= William Stoughton (English constitutionalist) =

Sixteenth-seventeenth century English MP, writer and republican

William Stoughton developed the most complete and insightful version of classical republicanism that had yet appeared in England.

==Biography==
William Stoughton was the first student to matriculate to Christ Church, Oxford and then was elected to the Westminster School in 1561. He took his Bachelor of Arts in 1565, a Master of Arts in 1568, and supplicated for his Bachelor of Civil Law in November 1571. Moving to Leicestershire after receiving his Bachelor of Civil Law, he was probably a client of the Earl of Huntingdon. He probably knew Thomas Wood and Anthony Gilby, radical puritans who were friends of the Earl. "Stoughton operated as a radical puritan "mole" within the Court of Arches, using his position as lay commissary to protect his friends in the parish of Groby, a puritan hotbed and a peculiar jurisdiction of the Court of Arches, from scrutiny by more rigorous elements inside the court."

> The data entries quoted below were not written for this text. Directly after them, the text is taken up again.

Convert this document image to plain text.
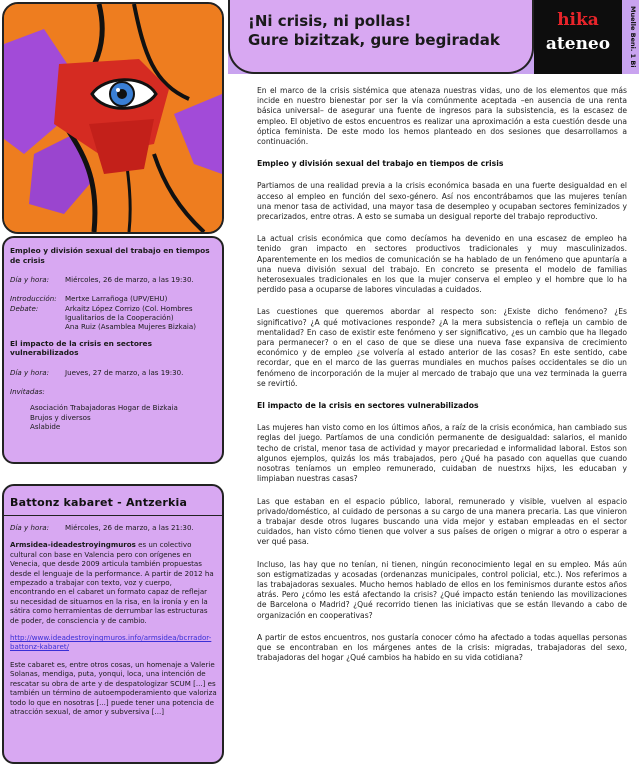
Empleo y división sexual del trabajo en tiempos de crisis
Día y hora:	Miércoles, 26 de marzo, a las 19:30.
Introducción:	Mertxe Larrañoga (UPV/EHU)
Debate:	Arkaitz López Corrizo (Col. Hombres Igualitarios de la Cooperación)
Ana Ruiz (Asamblea Mujeres Bizkaia)
El impacto de la crisis en sectores vulnerabilizados
Día y hora:	Jueves, 27 de marzo, a las 19:30.
Invitadas:
Asociación Trabajadoras Hogar de Bizkaia
Brujos y diversos
Aslabide
Battonz kabaret - Antzerkia

Día y hora:	Miércoles, 26 de marzo, a las 21:30.

Armsidea-ideadestroyingmuros es un colectivo cultural con base en Valencia pero con orígenes en Venecia, que desde 2009 articula también propuestas desde el lenguaje de la performance. A partir de 2012 ha empezado a trabajar con texto, voz y cuerpo, encontrando en el cabaret un formato capaz de reflejar su necesidad de situarnos en la risa, en la ironía y en la sátira como herramientas de derrumbar las estructuras de poder, de consciencia y de cambio.

http://www.ideadestroyingmuros.info/armsidea/bcrrador-battonz-kabaret/

Este cabaret es, entre otros cosas, un homenaje a Valerie Solanas, mendiga, puta, yonqui, loca, una intención de rescatar su obra de arte y de despatologizar SCUM [...] es también un término de autoempoderamiento que valoriza todo lo que en nosotras [...] puede tener una potencia de atracción sexual, de amor y subversiva [...]

¡Ni crisis, ni pollas!
Gure bizitzak, gure begiradak
hika
ateneo	Muelle Beni. 1 Bi

En el marco de la crisis sistémica que atenaza nuestras vidas, uno de los elementos que más incide en nuestro bienestar por ser la vía comúnmente aceptada –en ausencia de una renta básica universal– de asegurar una fuente de ingresos para la subsistencia, es la escasez de empleo. El objetivo de estos encuentros es realizar una aproximación a esta cuestión desde una óptica feminista. De este modo los hemos planteado en dos sesiones que desarrollamos a continuación.

Empleo y división sexual del trabajo en tiempos de crisis

Partiamos de una realidad previa a la crisis económica basada en una fuerte desigualdad en el acceso al empleo en función del sexo-género. Así nos encontrábamos que las mujeres tenían una menor tasa de actividad, una mayor tasa de desempleo y ocupaban sectores feminizados y precarizados, entre otras. A esto se sumaba un desigual reporte del trabajo reproductivo.

La actual crisis económica que como decíamos ha devenido en una escasez de empleo ha tenido gran impacto en sectores productivos tradicionales y muy masculinizados. Aparentemente en los medios de comunicación se ha hablado de un fenómeno que apuntaría a una nueva división sexual del trabajo. En concreto se presenta el modelo de familias heterosexuales tradicionales en los que la mujer conserva el empleo y el hombre que lo ha perdido pasa a ocuparse de labores vinculadas a cuidados.

Las cuestiones que queremos abordar al respecto son: ¿Existe dicho fenómeno? ¿Es significativo? ¿A qué motivaciones responde? ¿A la mera subsistencia o refleja un cambio de mentalidad? En caso de existir este fenómeno y ser significativo, ¿es un cambio que ha llegado para permanecer? o en el caso de que se diese una nueva fase expansiva de crecimiento económico y de empleo ¿se volvería al estado anterior de las cosas? En este sentido, cabe recordar, que en el marco de las guerras mundiales en muchos países occidentales se dio un fenómeno de incorporación de la mujer al mercado de trabajo que una vez terminada la guerra se revirtió.

El impacto de la crisis en sectores vulnerabilizados

Las mujeres han visto como en los últimos años, a raíz de la crisis económica, han cambiado sus reglas del juego. Partíamos de una condición permanente de desigualdad: salarios, el manido techo de cristal, menor tasa de actividad y mayor precariedad e informalidad laboral. Estos son algunos ejemplos, quizás los más trabajados, pero ¿Qué ha pasado con aquellas que cuando nosotras teníamos un empleo remunerado, cuidaban de nuestrxs hijxs, les educaban y limpiaban nuestras casas?

Las que estaban en el espacio público, laboral, remunerado y visible, vuelven al espacio privado/doméstico, al cuidado de personas a su cargo de una manera precaria. Las que vinieron a trabajar desde otros lugares buscando una vida mejor y estaban empleadas en el sector cuidados, han visto cómo tienen que volver a sus países de origen o migrar a otro o esperar a ver qué pasa.

Incluso, las hay que no tenían, ni tienen, ningún reconocimiento legal en su empleo. Más aún son estigmatizadas y acosadas (ordenanzas municipales, control policial, etc.). Nos referimos a las trabajadoras sexuales. Mucho hemos hablado de ellos en los feminismos durante estos años atrás. Pero ¿cómo les está afectando la crisis? ¿Qué impacto están teniendo las movilizaciones de Barcelona o Madrid? ¿Qué recorrido tienen las iniciativas que se están llevando a cabo de organización en cooperativas?

A partir de estos encuentros, nos gustaría conocer cómo ha afectado a todas aquellas personas que se encontraban en los márgenes antes de la crisis: migradas, trabajadoras del sexo, trabajadoras del hogar ¿Qué cambios ha habido en su vida cotidiana?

He sat in Parliament for Grampound from 1584 to 1585 and took a role in leading religious agitation. His An abstract of certaine acts of parlement (1584) attacked episcopal pretensions, their civil functions and their seats in Parliament.

Stoughton also wrote An assertion for true and Christian church-policie (1604). After 40 years where the language of mixed government died out in political language and the thought of men, he revived the old Elizabethan debate and theory over the three estates.